Aux alentours du seizième jour, j'ai commencé à calculer le nombre de roulis du Supertaff depuis notre départ de Las Palmas. J'avais vraiment trop de temps libre. Le résultat : environ 600 000 mouvements de tangage. C'est le prix à payer pour traverser l'Atlantique à bord d'un lourd ketch des années 70.
Cela explique aussi pourquoi gérer une entreprise à partir d'un tableau de bord donne un peu l'impression d'essayer de taper à l'intérieur d'une machine à laver.

On croit souvent que le plus dur lors d'une traversée de l'Atlantique est physique : les quarts de nuit, les ponts trempés, le sommeil haché. Ce n'est pas le cas. Le véritable défi est psychologique. On peut se sentir bien pendant des jours, puis un détail insignifiant ébranle la confiance et soudain, on commence à flancher. Nos propres messages de la semaine dernière l'ont bien montré. Certains étaient optimistes, d'autres moins. Certains ressemblaient à ceux d'un présentateur météo un peu dérangé après trop de nuits de garde.

L'épidémie de grippe qui a frappé l'équipage en était l'exemple le plus frappant. Un instant, nous riions de la folie de la mer, l'instant d'après, le silence se faisait. Épuisés. À bout de forces. On comptait les milles avec plus d'espoir que d'humour. C'est le rythme ici. Haut, bas, haut, bas. Beauté et terreur, intimement liées, vingt-quatre heures sur vingt-quatre.
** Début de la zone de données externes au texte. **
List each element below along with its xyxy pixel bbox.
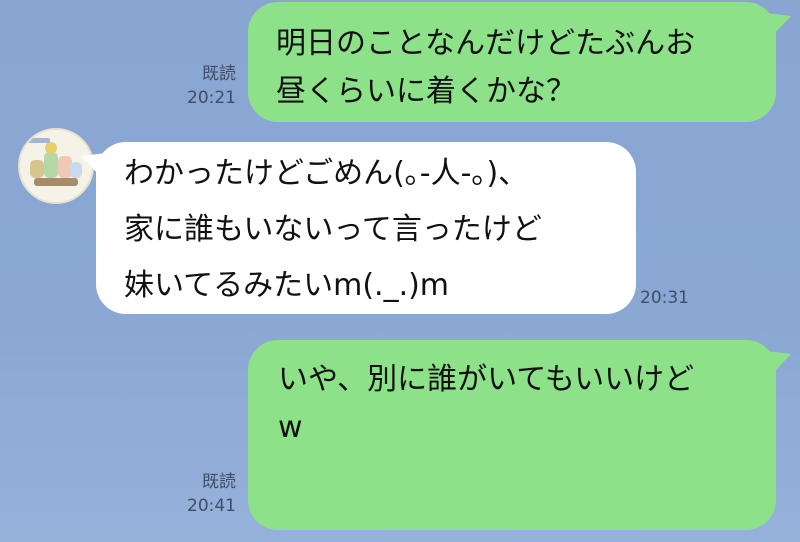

Pour moi, qui consacre ma vie à analyser les systèmes, les individus, les risques et les opportunités, cela a été l'épreuve la plus difficile. Les entrepreneurs ne sont pas des héros intrépides. Ce sont simplement des esprits critiques dotés d'une tolérance à l'incertitude exceptionnellement élevée. Ici, l'incertitude devient omniprésente. On ne se demande pas seulement si un partenaire tiendra ses promesses ou si le marché va fluctuer. On se demande si la plateforme résistera à ce vent, si ce bruit suspect est nouveau, si une petite négligence va se transformer en gros problème. Confiance et peur s'alternent à chaque instant, sans aucun répit.

C'est, littéralement, une véritable manipulation mentale. Excusez le langage, mais il n'y a pas d'autres mots assez justes.

Nous ne sommes plus qu'à 640 kilomètres de Sainte-Lucie. On sent l'odeur de la terre ferme. On imagine le calme d'un camion-plateau. On visualise la bière fraîche et les visages des amis qui nous attendent au Boatshed Caribbean. Et c'est précisément à ce moment-là que se présente le plus grand piège psychologique. Les soldats au Vietnam avaient une expression pour ça : « être à bout de souffle ». On se croit presque en sécurité. C'est alors que le danger surgit. On n'est vraiment pris au piège que lorsqu'on y est vraiment pris.

Alors, nous restons concentrés. Nous veillons à la sécurité de Supertaff. Nous nous efforçons de maintenir le calme au sein de l'équipage. Nous travaillons depuis un bateau qui a chaviré plus d'un million de fois et qui chavirera encore des centaines de milliers de fois avant que tout ne soit terminé. Et nous restons honnêtes sur ce que nous ressentons réellement, car embellir la vérité n'aide personne.

C'est un événement sportif majeur, un défi technique et émotionnel. Il vous pousse à vous dépasser. Il vous oblige à vous confronter à vous-même, à vos doutes, à vos limites. Et il prouve quelque chose d'important, tant dans le monde des affaires que dans la vie en général.
On ne devient pas plus fort en évitant l'incertitude. On devient plus fort en la traversant, un pas imparfait à la fois.